The Southeast Asian nation has one of the world's fastest growing economies, expanding at around 6 percent annually from 2011-2015 after jumping 7 percent per year over the previous five years. 

Last year, an El Nino-induced drought, an environmental disaster and unfavorable global economic conditions put a brake on Vietnam's gross domestic product (GDP) growth, holding at 6.21 percent, the first slowdown since 2012, placing it behind India, China and the Philippines in Asia.

GDP growth of 5.1 percent from January-March is the slowest pace to be recorded in the first quarter since 2014, when it rose 5.06 percent, based on government data.

"Pending issues such as quality of growth, productivity and low competitiveness remain the challenges to the growth target," the government's General Statistics Office said in its quarterly report.

The Vietnamese government has targeted GDP growth to accelerate by 6.7 percent this year.

The industrial sector grew by 3.85 percent in the first quarter from a year ago, the slowest since 2011, with mining decreasing 10 percent and manufacturing and processing also expanding at a slower pace than in the previous two years, the statistics office said.

From a consumption approach, a deficit in trade balance and services has cut 4.42 percentage points of GDP growth in the first quarter, the office said.

After a $1.15 billion surplus in January, the country's trade balance swung to a deficit of $2.04 billion in February and an estimated gap of $1.1 billion in March, leaving the first quarter's trade deficit at $1.9 billion.
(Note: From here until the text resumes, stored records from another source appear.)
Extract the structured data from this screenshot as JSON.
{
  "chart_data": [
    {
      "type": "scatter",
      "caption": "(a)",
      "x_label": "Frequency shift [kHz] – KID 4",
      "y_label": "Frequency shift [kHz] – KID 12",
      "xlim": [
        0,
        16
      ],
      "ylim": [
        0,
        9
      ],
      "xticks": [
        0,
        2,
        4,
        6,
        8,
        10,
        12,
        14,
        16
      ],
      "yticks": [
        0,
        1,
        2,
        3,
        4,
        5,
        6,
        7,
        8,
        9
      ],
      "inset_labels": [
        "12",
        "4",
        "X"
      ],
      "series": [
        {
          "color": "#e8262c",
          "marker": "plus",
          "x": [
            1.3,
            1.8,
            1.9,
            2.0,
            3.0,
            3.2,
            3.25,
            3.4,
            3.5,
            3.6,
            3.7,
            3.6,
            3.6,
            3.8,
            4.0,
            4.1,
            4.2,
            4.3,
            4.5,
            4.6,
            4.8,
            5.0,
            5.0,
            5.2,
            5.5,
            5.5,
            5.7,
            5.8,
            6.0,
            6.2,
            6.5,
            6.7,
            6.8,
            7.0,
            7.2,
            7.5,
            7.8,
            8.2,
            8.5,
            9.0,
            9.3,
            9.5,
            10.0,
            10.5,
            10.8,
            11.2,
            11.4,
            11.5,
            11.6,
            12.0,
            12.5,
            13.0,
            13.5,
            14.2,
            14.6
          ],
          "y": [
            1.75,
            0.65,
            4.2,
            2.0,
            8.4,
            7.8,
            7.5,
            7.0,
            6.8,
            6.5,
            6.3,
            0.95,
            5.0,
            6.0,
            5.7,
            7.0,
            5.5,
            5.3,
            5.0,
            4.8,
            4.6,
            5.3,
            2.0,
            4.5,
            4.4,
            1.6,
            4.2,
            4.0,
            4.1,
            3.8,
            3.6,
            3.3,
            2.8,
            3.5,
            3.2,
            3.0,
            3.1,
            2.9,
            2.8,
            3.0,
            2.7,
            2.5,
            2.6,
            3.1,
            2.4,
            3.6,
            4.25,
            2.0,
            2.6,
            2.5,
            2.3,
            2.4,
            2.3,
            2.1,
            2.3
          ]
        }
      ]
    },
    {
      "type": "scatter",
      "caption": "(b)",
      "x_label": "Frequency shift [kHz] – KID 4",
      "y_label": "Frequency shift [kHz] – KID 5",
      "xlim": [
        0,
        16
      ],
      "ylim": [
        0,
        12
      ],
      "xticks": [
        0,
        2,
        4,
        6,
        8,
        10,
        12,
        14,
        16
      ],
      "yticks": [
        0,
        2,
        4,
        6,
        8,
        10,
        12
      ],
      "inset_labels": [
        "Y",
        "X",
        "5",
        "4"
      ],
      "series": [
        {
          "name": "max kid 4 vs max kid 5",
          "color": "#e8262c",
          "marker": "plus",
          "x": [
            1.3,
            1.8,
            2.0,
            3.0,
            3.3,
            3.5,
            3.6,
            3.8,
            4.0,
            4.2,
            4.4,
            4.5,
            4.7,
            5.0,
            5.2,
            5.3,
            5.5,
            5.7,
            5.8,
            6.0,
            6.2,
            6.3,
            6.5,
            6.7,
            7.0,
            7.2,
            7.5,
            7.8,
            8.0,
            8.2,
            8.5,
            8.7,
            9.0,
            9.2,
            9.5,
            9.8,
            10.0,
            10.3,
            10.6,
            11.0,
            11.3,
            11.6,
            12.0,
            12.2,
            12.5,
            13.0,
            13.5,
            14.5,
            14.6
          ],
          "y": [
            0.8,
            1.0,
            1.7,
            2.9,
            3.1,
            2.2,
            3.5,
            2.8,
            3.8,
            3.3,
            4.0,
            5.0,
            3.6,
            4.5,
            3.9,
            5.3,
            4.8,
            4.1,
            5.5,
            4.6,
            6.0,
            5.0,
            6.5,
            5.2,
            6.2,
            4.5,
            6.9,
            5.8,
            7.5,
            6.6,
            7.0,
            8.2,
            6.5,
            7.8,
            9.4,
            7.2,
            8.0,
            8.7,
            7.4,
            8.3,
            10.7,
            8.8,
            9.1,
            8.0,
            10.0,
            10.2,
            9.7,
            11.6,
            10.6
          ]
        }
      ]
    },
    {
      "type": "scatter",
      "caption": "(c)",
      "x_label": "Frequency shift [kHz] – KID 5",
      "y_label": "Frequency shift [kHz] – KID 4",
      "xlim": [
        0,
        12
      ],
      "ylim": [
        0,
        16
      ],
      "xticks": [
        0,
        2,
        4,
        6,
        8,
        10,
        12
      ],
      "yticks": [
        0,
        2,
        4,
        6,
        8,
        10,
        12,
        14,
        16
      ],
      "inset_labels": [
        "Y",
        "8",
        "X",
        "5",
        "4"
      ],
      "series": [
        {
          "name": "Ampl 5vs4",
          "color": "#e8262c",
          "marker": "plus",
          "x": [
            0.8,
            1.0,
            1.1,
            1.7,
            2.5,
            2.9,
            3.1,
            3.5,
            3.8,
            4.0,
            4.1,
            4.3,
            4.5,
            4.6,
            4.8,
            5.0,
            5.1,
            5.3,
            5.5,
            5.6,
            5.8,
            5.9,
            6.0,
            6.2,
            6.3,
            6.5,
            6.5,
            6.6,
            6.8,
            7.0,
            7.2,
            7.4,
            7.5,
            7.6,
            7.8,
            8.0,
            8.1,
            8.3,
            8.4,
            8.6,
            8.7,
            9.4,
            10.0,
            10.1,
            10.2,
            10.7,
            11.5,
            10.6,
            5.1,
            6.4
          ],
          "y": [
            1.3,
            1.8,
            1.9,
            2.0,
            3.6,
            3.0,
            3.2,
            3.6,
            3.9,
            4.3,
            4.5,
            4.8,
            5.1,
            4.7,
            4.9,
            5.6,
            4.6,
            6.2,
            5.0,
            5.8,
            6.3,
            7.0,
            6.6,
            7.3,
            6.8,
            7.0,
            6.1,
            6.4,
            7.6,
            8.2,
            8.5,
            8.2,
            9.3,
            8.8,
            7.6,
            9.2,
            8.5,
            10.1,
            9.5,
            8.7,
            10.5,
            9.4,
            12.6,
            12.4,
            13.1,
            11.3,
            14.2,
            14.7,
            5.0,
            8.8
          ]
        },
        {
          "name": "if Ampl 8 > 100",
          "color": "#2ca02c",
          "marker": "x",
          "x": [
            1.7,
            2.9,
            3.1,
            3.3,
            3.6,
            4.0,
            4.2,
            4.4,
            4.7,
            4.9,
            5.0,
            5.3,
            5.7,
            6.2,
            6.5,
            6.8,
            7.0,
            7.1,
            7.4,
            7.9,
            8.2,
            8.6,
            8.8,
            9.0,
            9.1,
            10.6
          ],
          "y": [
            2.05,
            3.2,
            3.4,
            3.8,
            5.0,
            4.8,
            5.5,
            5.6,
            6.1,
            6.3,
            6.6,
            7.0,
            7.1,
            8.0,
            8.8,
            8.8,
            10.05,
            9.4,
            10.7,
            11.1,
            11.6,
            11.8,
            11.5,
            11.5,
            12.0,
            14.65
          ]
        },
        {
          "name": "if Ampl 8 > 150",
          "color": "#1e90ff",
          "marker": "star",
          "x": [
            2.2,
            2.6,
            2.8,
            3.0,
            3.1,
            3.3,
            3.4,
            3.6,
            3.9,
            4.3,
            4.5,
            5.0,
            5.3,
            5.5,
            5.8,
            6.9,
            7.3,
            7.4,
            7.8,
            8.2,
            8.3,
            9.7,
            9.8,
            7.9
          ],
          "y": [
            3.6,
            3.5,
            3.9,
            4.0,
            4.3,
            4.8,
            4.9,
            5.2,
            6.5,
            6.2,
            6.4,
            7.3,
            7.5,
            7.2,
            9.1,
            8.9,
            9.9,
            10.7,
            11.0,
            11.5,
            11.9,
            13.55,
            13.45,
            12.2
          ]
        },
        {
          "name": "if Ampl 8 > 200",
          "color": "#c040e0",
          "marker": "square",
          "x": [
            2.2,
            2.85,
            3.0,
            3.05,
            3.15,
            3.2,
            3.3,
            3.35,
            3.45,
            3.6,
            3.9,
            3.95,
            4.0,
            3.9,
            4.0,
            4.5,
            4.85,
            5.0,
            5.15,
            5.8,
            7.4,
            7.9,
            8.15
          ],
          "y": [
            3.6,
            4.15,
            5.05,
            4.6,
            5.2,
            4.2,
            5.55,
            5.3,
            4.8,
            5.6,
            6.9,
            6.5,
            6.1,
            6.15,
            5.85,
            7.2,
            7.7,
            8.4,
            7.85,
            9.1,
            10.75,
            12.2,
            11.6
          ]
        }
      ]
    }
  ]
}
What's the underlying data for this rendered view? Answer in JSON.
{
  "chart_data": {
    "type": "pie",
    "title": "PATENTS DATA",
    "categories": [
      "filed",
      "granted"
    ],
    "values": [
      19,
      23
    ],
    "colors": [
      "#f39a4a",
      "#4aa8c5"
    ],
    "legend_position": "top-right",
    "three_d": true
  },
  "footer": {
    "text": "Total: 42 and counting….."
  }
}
Vietnam's annual inflation in March stood at an estimated 4.65 percent, the slowest pace since last November, the statistics office said.

However, a hike in health service and tuition fees, higher demand for food and fuel prices rising 35 percent in the first three months have triggered the country's consumer price index to jump on average 4.96 percent from a year ago, a four-year high, the office said.

Vietnam’s economy would expand at an average of 6.3 percent in the next three years, with all categories of demand buoyed by strong foreign direct investment and manufacturing exports, the World Bank has said.

In the long run, the world is going to see significant shifts in economic order over the next few decades, with Vietnam poised to make the biggest improvement of all, consulting firm PricewaterhouseCoopers said in early February.